L’Italia dovrà versare 190 milioni di euro nelle casse della società petrolifera Rockhopper Exploration per aver fermato sul nascere il progetto relativo alla piattaforma petrolifera “Ombrina Mare”, che sarebbe dovuta sorgere al largo della Costa dei Trabocchi, in provincia di Chieti. A renderlo noto è stata la stessa multinazionale inglese, che tramite un comunicato [1] si è detta “lieta di fornire il seguente aggiornamento”, specificando che l’Italia dovrà altresì compensare gli “interessi del 4% capitalizzati annualmente dal 29 gennaio 2016 fino al momento del pagamento”. È questo dunque l’esito dell’arbitrato internazionale intrapreso nel 2017 dalla società dopo che, proprio nel 2016, erano state fermate le trivelle non essendo più stato rilasciato il titolo.

Sostenendo che il mancato rilascio della concessione petrolifera “Ombrina Mare” avesse violato il Trattato sulla Carta dell’Energia [2] – un accordo internazionale sulla cooperazione nell’industria dell’energia e dei combustibili fossili – la società si è infatti rivolta al Centro internazionale per il regolamento delle controversie (Icsid), ovverosia l’organismo deputato a gestire le controversie internazionali di questo tipo in base al Trattato. Quest’ultimo, a quanto pare ha pienamente accolto la tesi della multinazionale. “Il collegio arbitrale ha ritenuto all’unanimità che l’Italia avesse violato i propri obblighi ai sensi del Trattato sulla Carta dell’Energia che autorizzava Rockhopper al risarcimento”, si legge infatti nel comunicato diffuso dalla società, la quale ha altresì sottolineato che “l’Italia ha 120 giorni di tempo per chiedere l’annullamento del lodo arbitrale, che però può essere annullato solo in circostanze limitate”.

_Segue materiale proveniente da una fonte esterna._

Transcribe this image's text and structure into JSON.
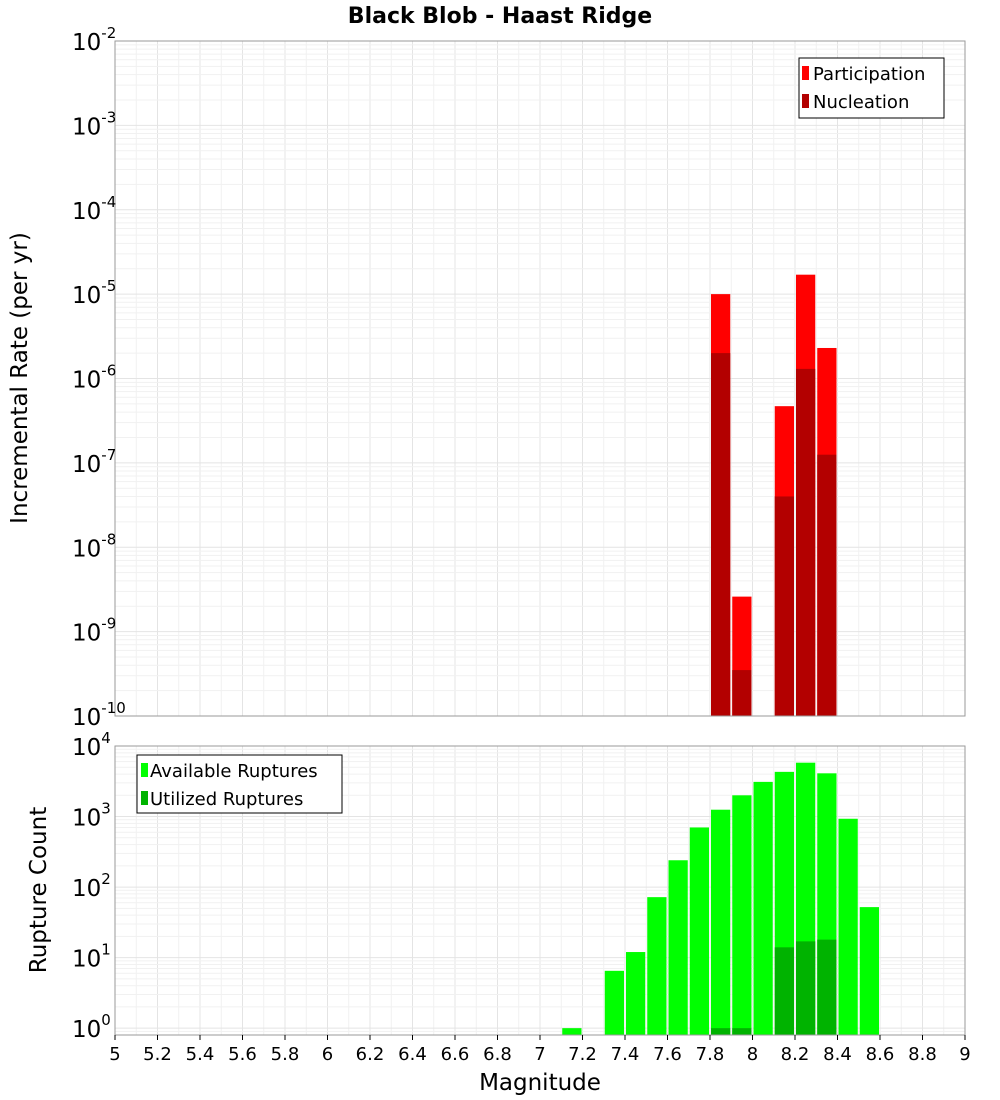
{
  "chart_data": [
    {
      "type": "bar",
      "title": "Black Blob - Haast Ridge",
      "xlabel": "",
      "ylabel": "Incremental Rate (per yr)",
      "yscale": "log",
      "ylim": [
        1e-10,
        0.01
      ],
      "xlim": [
        5,
        9
      ],
      "bin_width": 0.1,
      "grid": true,
      "legend_position": "top-right",
      "y_ticks": [
        {
          "base": "10",
          "exp": "-2"
        },
        {
          "base": "10",
          "exp": "-3"
        },
        {
          "base": "10",
          "exp": "-4"
        },
        {
          "base": "10",
          "exp": "-5"
        },
        {
          "base": "10",
          "exp": "-6"
        },
        {
          "base": "10",
          "exp": "-7"
        },
        {
          "base": "10",
          "exp": "-8"
        },
        {
          "base": "10",
          "exp": "-9"
        },
        {
          "base": "10",
          "exp": "-10"
        }
      ],
      "series": [
        {
          "name": "Participation",
          "color": "#ff0000",
          "x": [
            7.85,
            7.95,
            8.15,
            8.25,
            8.35
          ],
          "values": [
            1e-05,
            2.6e-09,
            4.7e-07,
            1.7e-05,
            2.3e-06
          ]
        },
        {
          "name": "Nucleation",
          "color": "#b30000",
          "x": [
            7.85,
            7.95,
            8.15,
            8.25,
            8.35
          ],
          "values": [
            2e-06,
            3.5e-10,
            4e-08,
            1.3e-06,
            1.25e-07
          ]
        }
      ]
    },
    {
      "type": "bar",
      "title": "",
      "xlabel": "Magnitude",
      "ylabel": "Rupture Count",
      "yscale": "log",
      "ylim": [
        0.8,
        10000
      ],
      "xlim": [
        5,
        9
      ],
      "bin_width": 0.1,
      "grid": true,
      "legend_position": "top-left",
      "x_ticks": [
        "5",
        "5.2",
        "5.4",
        "5.6",
        "5.8",
        "6",
        "6.2",
        "6.4",
        "6.6",
        "6.8",
        "7",
        "7.2",
        "7.4",
        "7.6",
        "7.8",
        "8",
        "8.2",
        "8.4",
        "8.6",
        "8.8",
        "9"
      ],
      "y_ticks": [
        {
          "base": "10",
          "exp": "4"
        },
        {
          "base": "10",
          "exp": "3"
        },
        {
          "base": "10",
          "exp": "2"
        },
        {
          "base": "10",
          "exp": "1"
        },
        {
          "base": "10",
          "exp": "0"
        }
      ],
      "series": [
        {
          "name": "Available Ruptures",
          "color": "#00ff00",
          "x": [
            7.15,
            7.35,
            7.45,
            7.55,
            7.65,
            7.75,
            7.85,
            7.95,
            8.05,
            8.15,
            8.25,
            8.35,
            8.45,
            8.55
          ],
          "values": [
            1,
            6.5,
            12,
            72,
            240,
            700,
            1250,
            2000,
            3100,
            4300,
            5800,
            4100,
            930,
            52
          ]
        },
        {
          "name": "Utilized Ruptures",
          "color": "#00b300",
          "x": [
            7.85,
            7.95,
            8.15,
            8.25,
            8.35
          ],
          "values": [
            1,
            1,
            14,
            17,
            18
          ]
        }
      ]
    }
  ]
}
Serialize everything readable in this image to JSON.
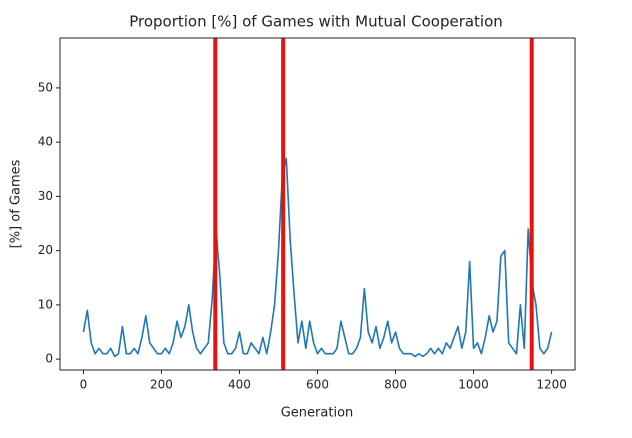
{
  "chart_data": {
    "type": "line",
    "title": "Proportion [%] of Games with Mutual Cooperation",
    "x_label": "Generation",
    "y_label": "[%] of Games",
    "x": [
      0,
      10,
      20,
      30,
      40,
      50,
      60,
      70,
      80,
      90,
      100,
      110,
      120,
      130,
      140,
      150,
      160,
      170,
      180,
      190,
      200,
      210,
      220,
      230,
      240,
      250,
      260,
      270,
      280,
      290,
      300,
      310,
      320,
      330,
      340,
      350,
      360,
      370,
      380,
      390,
      400,
      410,
      420,
      430,
      440,
      450,
      460,
      470,
      480,
      490,
      500,
      510,
      520,
      530,
      540,
      550,
      560,
      570,
      580,
      590,
      600,
      610,
      620,
      630,
      640,
      650,
      660,
      670,
      680,
      690,
      700,
      710,
      720,
      730,
      740,
      750,
      760,
      770,
      780,
      790,
      800,
      810,
      820,
      830,
      840,
      850,
      860,
      870,
      880,
      890,
      900,
      910,
      920,
      930,
      940,
      950,
      960,
      970,
      980,
      990,
      1000,
      1010,
      1020,
      1030,
      1040,
      1050,
      1060,
      1070,
      1080,
      1090,
      1100,
      1110,
      1120,
      1130,
      1140,
      1150,
      1160,
      1170,
      1180,
      1190,
      1200
    ],
    "series": [
      {
        "color": "#1f77b4",
        "values": [
          5,
          9,
          3,
          1,
          2,
          1,
          1,
          2,
          0.5,
          1,
          6,
          1,
          1,
          2,
          1,
          4,
          8,
          3,
          2,
          1,
          1,
          2,
          1,
          3,
          7,
          4,
          6,
          10,
          5,
          2,
          1,
          2,
          3,
          11,
          24,
          15,
          3,
          1,
          1,
          2,
          5,
          1,
          1,
          3,
          2,
          1,
          4,
          1,
          5,
          10,
          20,
          34,
          37,
          22,
          12,
          3,
          7,
          2,
          7,
          3,
          1,
          2,
          1,
          1,
          1,
          2,
          7,
          4,
          1,
          1,
          2,
          4,
          13,
          5,
          3,
          6,
          2,
          4,
          7,
          3,
          5,
          2,
          1,
          1,
          1,
          0.5,
          1,
          0.5,
          1,
          2,
          1,
          2,
          1,
          3,
          2,
          4,
          6,
          2,
          5,
          18,
          2,
          3,
          1,
          4,
          8,
          5,
          7,
          19,
          20,
          3,
          2,
          1,
          10,
          2,
          24,
          14,
          10,
          2,
          1,
          2,
          5
        ]
      }
    ],
    "vlines": [
      338,
      512,
      1149
    ],
    "vline_color": "#e8120c",
    "xlim": [
      -60,
      1260
    ],
    "ylim": [
      -2,
      59.2
    ],
    "xticks": [
      0,
      200,
      400,
      600,
      800,
      1000,
      1200
    ],
    "yticks": [
      0,
      10,
      20,
      30,
      40,
      50
    ]
  }
}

Lo stop alle trivelle, come detto deciso nel 2016, era stato attuato dal Ministero dello Sviluppo economico (titolare Federica Guidi), che aveva fermato [3] le autorizzazioni per la ricerca di idrocarburi offshore, in mare, entro le 12 miglia dalla costa, ovverosia poco più di 22 chilometri. La decisione – con cui erano state negate 27 autorizzazioni – era arrivata in seguito alle tante proteste e battaglie dei cittadini del litorale adriatico e delle associazioni ambientaliste, che adesso ovviamente criticano il pagamento imposto all’Italia. In tal senso, a finire nel mirino è proprio il Trattato sulla Carta dell’Energia, da cui il nostro Paese negli scorsi anni ha receduto dopo averlo sottoscritto più di 20 anni fa. Secondo il Forum H2O – una delle associazioni ambientaliste che più si era battuta nella vicenda Ombrina – si tratterebbe [4] infatti di un trattato “truffaldino”, grazie al quale “le multinazionali possono fare causa contro le leggi dello Stato”: un’eventualità dalla quale l’Italia ancora non è esente visto che, come ricordato dall’associazione, “anche uscendo dal trattato c’è una clausola che permette di fare causa per i decenni successivi”.